1University of Ulsan College of Medicine, Asan Medical Centre, Department of Gastroenterology, Seoul, South Korea, 2University of Ulsan College of Medicine, Asan Medical Centre, Department of Colon and Rectal Surgery, Seoul, South Korea

Background

Previous studies on the difference in phenotypes and disease course between familial and sporadic inflammatory bowel disease (IBD) have been controversial, although family history was considered to increase the risk of developing IBD.

Methods

The influence of family history on phenotypes and disease course of IBD was analysed in 2 805 Korean patients with Crohn’s disease (CD), and 3 266 with ulcerative colitis (UC). Familial IBD was defined as the existence of one or more first-, second- and/or third-degree relatives affected with CD or UC.

Results

A positive family history of IBD was noted in 191 (6.8%) patients with CD and 212 (6.5%) patients with UC. In patients with CD, the rate of anti-TNF use was significantly higher in familial cases than in sporadic cases (p < 0.05). When analysed after excluding patients who underwent intestinal resection within 1 year of diagnosis, the cumulative probability of intestinal resection was significantly higher in familial cases (p = 0.007). In multivariate analysis, family history was an independent risk factor for the time to first intestinal resection in patients with CD (hazard ratio, 1.61, 95% confidence interval, 1.13–2.29, p = 0.009).
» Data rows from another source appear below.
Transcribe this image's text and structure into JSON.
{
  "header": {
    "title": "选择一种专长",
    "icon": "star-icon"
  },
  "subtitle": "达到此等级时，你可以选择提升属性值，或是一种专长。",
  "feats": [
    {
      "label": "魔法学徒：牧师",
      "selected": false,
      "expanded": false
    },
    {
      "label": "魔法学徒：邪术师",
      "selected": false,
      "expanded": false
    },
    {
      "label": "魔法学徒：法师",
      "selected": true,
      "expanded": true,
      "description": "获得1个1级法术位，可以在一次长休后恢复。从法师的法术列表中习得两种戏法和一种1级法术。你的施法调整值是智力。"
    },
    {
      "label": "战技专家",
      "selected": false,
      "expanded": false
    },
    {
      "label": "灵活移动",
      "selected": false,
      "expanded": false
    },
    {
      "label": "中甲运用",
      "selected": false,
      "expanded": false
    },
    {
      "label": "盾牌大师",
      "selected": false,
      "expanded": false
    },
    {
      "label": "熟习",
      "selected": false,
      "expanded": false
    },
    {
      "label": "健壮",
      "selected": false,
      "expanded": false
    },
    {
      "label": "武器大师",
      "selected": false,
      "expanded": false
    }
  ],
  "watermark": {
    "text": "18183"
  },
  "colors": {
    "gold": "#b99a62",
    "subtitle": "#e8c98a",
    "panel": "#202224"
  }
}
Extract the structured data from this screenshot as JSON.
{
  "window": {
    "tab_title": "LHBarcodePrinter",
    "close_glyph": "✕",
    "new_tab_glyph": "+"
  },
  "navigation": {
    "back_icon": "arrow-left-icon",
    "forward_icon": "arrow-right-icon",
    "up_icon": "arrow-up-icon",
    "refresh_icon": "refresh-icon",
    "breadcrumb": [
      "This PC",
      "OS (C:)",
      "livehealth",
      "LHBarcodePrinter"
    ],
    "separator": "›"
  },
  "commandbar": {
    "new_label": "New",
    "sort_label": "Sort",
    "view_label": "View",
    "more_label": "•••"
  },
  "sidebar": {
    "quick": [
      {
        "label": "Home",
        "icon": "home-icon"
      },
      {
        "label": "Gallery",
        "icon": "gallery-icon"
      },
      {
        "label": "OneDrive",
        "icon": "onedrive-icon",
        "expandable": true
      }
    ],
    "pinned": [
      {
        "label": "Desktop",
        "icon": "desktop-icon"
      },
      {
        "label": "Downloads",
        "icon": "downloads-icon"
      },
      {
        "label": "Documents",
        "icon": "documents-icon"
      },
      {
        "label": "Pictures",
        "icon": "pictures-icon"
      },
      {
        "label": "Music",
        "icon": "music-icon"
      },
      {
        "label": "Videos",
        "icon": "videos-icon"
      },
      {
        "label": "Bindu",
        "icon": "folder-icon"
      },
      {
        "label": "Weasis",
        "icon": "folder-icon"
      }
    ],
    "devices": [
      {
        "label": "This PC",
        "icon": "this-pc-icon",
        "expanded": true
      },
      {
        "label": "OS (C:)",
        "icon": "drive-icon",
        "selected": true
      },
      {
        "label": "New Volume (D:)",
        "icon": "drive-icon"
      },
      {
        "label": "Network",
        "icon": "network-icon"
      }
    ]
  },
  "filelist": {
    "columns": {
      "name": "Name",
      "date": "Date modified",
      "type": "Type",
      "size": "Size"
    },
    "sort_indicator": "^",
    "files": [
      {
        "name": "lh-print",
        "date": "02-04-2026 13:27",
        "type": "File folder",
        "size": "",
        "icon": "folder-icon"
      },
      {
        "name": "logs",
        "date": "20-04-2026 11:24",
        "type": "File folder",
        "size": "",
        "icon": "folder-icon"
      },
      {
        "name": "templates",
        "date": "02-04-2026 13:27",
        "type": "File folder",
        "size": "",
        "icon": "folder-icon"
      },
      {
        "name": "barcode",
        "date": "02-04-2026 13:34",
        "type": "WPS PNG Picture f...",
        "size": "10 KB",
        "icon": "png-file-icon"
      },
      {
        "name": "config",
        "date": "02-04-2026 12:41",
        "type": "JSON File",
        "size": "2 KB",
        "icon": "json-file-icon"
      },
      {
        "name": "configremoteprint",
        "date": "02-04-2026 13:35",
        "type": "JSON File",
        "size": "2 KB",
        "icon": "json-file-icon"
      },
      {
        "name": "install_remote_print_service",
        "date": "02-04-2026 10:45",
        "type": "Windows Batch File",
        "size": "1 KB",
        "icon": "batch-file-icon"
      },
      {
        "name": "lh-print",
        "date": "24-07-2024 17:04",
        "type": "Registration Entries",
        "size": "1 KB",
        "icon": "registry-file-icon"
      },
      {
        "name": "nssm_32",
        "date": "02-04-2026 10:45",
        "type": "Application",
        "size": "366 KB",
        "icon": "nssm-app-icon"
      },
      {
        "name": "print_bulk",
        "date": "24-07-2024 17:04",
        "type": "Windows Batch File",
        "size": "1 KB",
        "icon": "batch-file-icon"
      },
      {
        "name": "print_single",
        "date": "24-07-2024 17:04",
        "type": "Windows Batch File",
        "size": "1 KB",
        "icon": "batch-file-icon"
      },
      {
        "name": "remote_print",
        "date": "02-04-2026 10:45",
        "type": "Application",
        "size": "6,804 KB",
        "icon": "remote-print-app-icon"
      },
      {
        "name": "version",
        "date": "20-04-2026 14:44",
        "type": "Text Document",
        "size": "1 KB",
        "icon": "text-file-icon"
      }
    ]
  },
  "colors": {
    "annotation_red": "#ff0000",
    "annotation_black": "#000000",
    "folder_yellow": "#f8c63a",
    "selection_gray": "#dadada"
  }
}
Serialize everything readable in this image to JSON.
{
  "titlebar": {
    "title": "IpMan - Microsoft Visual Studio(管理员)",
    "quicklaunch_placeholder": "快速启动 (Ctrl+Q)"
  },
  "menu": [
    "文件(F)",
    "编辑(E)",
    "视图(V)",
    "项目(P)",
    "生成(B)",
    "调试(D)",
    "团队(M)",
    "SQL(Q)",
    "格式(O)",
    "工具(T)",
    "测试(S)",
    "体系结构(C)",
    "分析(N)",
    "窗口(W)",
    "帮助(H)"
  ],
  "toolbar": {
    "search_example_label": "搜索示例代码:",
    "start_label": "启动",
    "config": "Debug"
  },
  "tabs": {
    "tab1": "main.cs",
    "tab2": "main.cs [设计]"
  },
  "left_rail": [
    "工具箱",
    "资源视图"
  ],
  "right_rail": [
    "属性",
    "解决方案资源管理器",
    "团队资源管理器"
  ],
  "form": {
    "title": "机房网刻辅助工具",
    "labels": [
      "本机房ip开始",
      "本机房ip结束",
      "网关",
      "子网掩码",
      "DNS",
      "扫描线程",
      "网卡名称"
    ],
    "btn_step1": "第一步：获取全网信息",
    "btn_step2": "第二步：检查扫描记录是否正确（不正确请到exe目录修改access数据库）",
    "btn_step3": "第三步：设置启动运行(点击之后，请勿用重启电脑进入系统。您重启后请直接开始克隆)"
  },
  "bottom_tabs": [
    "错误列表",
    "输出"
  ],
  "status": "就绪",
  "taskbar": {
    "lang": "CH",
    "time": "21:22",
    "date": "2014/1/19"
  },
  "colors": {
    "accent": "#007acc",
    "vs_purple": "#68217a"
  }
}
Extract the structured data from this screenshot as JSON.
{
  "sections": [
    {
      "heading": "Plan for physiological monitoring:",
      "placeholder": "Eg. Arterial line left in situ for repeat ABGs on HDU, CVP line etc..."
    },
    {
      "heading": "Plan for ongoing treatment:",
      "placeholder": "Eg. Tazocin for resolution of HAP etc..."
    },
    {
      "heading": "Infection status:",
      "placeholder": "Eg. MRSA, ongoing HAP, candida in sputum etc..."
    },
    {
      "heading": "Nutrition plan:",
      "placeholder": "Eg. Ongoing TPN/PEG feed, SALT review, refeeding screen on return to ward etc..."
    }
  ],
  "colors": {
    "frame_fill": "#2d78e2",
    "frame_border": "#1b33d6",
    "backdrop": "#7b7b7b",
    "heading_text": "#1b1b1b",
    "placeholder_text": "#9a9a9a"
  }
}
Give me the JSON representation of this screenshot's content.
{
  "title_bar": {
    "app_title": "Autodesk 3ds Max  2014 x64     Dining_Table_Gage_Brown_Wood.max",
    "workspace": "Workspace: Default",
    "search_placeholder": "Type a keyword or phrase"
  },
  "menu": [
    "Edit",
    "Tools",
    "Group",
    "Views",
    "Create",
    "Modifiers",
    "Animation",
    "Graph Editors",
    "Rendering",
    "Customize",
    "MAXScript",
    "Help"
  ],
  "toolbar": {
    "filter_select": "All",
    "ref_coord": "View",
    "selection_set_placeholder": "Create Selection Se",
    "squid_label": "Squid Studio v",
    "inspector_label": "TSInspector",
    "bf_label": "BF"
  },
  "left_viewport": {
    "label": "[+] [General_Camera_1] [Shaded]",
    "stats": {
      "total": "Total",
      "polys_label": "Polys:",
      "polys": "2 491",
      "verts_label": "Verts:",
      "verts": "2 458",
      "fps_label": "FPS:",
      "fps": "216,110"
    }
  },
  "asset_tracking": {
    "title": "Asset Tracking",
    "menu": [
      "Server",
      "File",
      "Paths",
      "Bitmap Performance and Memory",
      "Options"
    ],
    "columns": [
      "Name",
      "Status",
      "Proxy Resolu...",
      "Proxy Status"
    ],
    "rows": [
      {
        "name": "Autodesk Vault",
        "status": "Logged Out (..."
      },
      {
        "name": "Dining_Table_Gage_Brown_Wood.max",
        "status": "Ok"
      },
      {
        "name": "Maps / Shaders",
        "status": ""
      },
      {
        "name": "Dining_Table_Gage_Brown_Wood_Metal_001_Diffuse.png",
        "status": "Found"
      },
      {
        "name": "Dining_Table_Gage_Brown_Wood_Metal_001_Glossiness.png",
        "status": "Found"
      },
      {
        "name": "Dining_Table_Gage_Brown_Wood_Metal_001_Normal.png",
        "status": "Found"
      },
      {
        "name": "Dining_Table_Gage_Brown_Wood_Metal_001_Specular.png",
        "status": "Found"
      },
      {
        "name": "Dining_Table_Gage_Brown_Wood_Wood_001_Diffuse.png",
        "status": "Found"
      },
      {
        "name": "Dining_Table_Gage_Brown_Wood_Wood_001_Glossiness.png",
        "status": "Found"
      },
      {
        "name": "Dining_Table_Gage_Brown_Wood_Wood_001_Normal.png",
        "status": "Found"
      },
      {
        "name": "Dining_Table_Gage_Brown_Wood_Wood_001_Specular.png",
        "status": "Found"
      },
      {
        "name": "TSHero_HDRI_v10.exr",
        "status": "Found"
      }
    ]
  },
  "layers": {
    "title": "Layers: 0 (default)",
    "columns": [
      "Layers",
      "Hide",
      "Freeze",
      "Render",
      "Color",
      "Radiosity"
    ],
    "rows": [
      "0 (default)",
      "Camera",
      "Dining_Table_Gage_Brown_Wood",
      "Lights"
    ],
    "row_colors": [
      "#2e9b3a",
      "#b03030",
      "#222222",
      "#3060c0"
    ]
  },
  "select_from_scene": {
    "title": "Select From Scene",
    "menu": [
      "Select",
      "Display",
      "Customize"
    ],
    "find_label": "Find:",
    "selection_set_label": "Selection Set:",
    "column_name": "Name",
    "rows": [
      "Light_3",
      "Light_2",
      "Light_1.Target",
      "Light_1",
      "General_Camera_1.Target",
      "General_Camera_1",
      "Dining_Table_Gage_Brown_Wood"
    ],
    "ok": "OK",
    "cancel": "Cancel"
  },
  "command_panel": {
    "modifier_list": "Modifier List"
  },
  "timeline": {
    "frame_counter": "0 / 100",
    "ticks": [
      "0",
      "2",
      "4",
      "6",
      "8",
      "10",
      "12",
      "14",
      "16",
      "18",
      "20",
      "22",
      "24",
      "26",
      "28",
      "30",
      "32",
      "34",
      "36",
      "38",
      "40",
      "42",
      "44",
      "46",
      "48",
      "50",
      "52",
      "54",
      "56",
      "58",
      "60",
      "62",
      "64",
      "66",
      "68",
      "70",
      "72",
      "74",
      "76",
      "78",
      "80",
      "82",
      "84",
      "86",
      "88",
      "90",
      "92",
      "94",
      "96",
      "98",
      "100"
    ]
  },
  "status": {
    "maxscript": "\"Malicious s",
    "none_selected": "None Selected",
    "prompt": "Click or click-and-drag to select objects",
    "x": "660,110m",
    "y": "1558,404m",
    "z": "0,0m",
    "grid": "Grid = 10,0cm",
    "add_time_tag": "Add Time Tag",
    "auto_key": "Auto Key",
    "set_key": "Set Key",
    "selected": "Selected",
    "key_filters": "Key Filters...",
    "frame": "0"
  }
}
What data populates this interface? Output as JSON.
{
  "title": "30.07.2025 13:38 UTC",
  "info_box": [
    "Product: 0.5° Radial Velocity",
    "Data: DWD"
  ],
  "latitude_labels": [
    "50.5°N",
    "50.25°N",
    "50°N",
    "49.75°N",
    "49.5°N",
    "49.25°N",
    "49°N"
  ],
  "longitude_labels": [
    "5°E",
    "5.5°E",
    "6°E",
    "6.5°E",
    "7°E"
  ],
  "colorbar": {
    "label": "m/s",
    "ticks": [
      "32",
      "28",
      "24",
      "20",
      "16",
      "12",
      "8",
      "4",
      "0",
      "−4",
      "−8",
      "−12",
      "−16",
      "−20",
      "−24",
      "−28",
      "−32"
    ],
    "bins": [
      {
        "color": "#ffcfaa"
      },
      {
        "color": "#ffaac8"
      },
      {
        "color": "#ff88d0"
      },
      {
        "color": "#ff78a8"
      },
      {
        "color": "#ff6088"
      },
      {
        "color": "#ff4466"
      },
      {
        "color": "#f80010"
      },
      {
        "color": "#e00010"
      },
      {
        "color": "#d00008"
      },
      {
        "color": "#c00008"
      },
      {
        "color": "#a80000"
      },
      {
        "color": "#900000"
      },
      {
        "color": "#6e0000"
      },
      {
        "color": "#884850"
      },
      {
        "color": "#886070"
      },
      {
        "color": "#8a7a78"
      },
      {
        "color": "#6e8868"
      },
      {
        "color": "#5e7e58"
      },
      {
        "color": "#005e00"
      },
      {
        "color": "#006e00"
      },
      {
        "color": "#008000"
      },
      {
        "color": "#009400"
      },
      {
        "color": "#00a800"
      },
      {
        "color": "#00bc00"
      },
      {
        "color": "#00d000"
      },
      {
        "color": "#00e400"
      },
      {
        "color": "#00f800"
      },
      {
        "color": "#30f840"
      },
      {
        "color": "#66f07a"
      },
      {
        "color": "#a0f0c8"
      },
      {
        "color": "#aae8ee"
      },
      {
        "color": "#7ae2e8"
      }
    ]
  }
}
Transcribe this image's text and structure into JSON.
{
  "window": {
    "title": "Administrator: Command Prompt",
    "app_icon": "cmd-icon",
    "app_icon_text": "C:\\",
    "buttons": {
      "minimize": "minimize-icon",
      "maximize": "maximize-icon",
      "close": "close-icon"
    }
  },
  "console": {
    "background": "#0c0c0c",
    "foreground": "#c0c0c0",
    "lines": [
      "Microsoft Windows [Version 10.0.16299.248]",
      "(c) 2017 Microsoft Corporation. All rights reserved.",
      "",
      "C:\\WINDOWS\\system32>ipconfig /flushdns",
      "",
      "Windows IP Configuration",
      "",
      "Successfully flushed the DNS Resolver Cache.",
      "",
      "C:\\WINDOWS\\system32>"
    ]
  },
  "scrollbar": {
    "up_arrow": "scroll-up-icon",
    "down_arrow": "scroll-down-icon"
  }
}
In patients with UC, younger age at diagnosis and more females were observed in familial cases (p < 0.001).

Conclusion

The present study suggests the possibility of a more aggressive clinical course of CD in familial compared with sporadic cases. However, a population-based approach is needed to evaluate appropriately the influences of family history on the clinical course of IBD.